Tükenmiş Hissetmen, Sadece Yorgunluk mu Yoksa Eski Liderlik Kalıpları mı?

Bir süredir çevremdeki birçok liderin sesinde aynı şey var: "Yoruluyorum… Ama tam olarak neden bilmiyorum."

Bu yorgunluk, sadece çok çalışmaktan değil; artık bize hizmet etmeyen ama hâlâ taşıdığımız eski liderlik anlayışından geliyor olabilir.

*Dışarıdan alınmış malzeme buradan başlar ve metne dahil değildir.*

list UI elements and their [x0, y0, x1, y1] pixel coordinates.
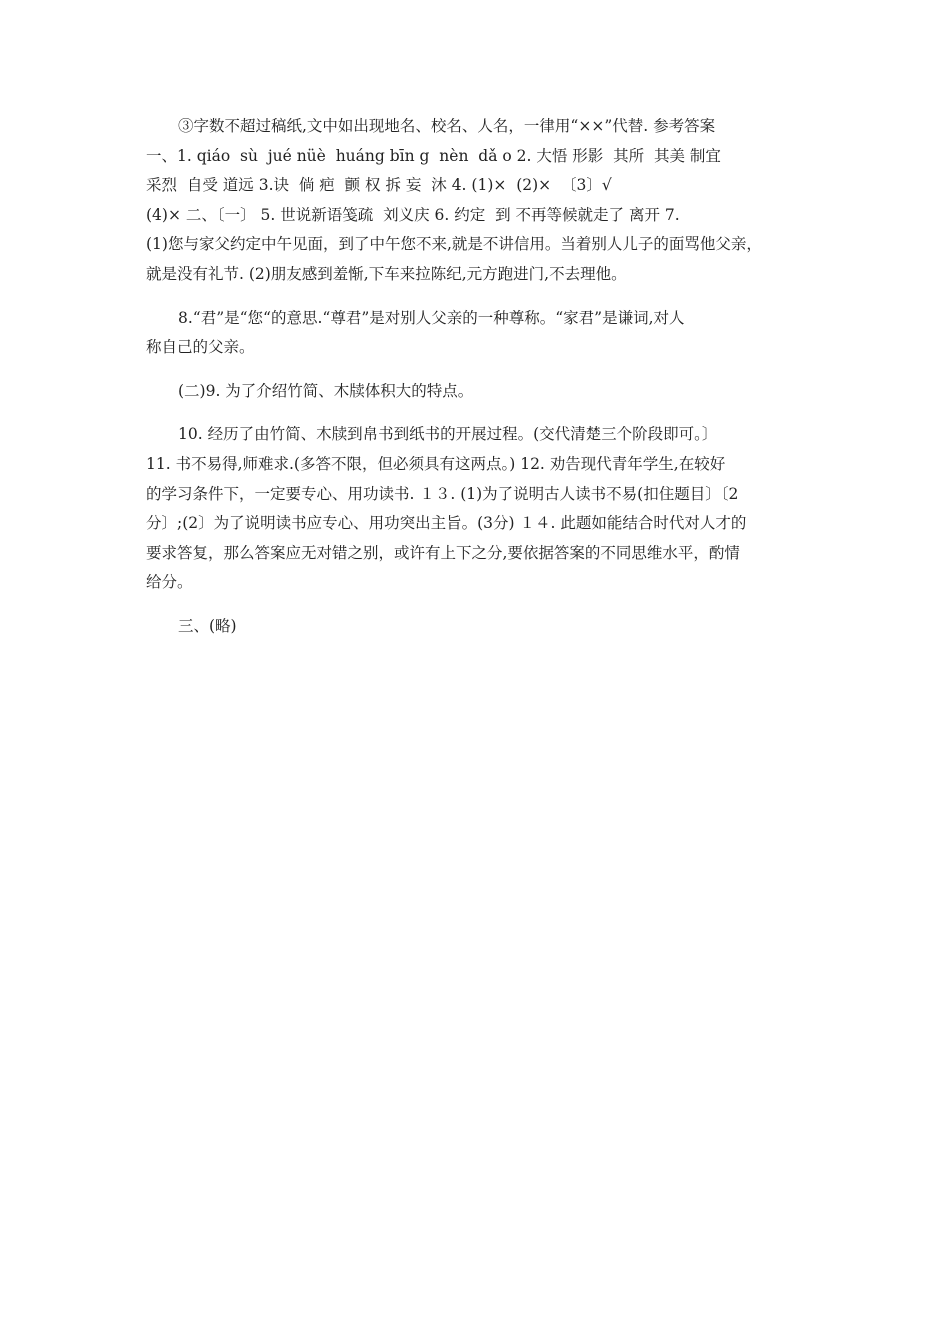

Çünkü liderlik artık sadece güçlü durmakla, her şeye hâkim olmakla, kontrolü elde tutmakla tanımlanmıyor. Ve biz hâlâ bu eski tanımların içinde kendimizi sıkıştırmaya çalışırken, aslında içten içe tükeniyoruz.

Eskiden bu yorgunluğu; işle, zamanla, yoğunlukla açıklamaya çalışırdık. Ama şimdi biliyoruz ki… İnsanı en çok yoran şey; kendisiyle uyumsuz hale gelmiş rolleri taşımaya devam etmektir.

Yıllar içinde şunu öğrendim: Gerçek dönüşüm, sadece bilgiyle ya da beceriyle olmaz. Asıl değişim, kendine dürüstçe bakabilme cesaretiyle başlar. "Ben bu koltuğa neden oturdum?", "Ben nasıl bir lider olmak istiyorum?" gibi sorulara yüzeyden değil, içten cevap verebildiğimizde...

Yeni Nesil Liderlik de burada başlıyor: Bir başkasına benzeyerek değil; kendin olarak, kendi sesinle, kendi yolunu açarak. Çünkü bir liderin sesini duyurabilmesi için önce kendi iç sesini duyabilmesi gerekir.

Bugün seni yoran şey, gerçekten tempo mu? Yoksa artık seni taşımayan, ama hâlâ bırakmakta zorlandığın roller mi?

Liderlik, çoğu zaman dışarıdan büyük görünür. Ama içten büyümemiş bir liderliğin sürdürülebilirliği yoktur. O yüzden bu hafta, belki de sadece bir durup kendine sormanızı isterim, "Gerçekten kimin lideriyim? Ekibimin mi, sistemin mi, yoksa hâlâ bana ait olmayan tanımların mı?"

🌀 Dönüşüm, yorgunlukla değil; farkındalıkla başlar. Bu bülteni okurken içinden bir şey kıpırdadıysa, belki de o dönüşüm kapıdadır.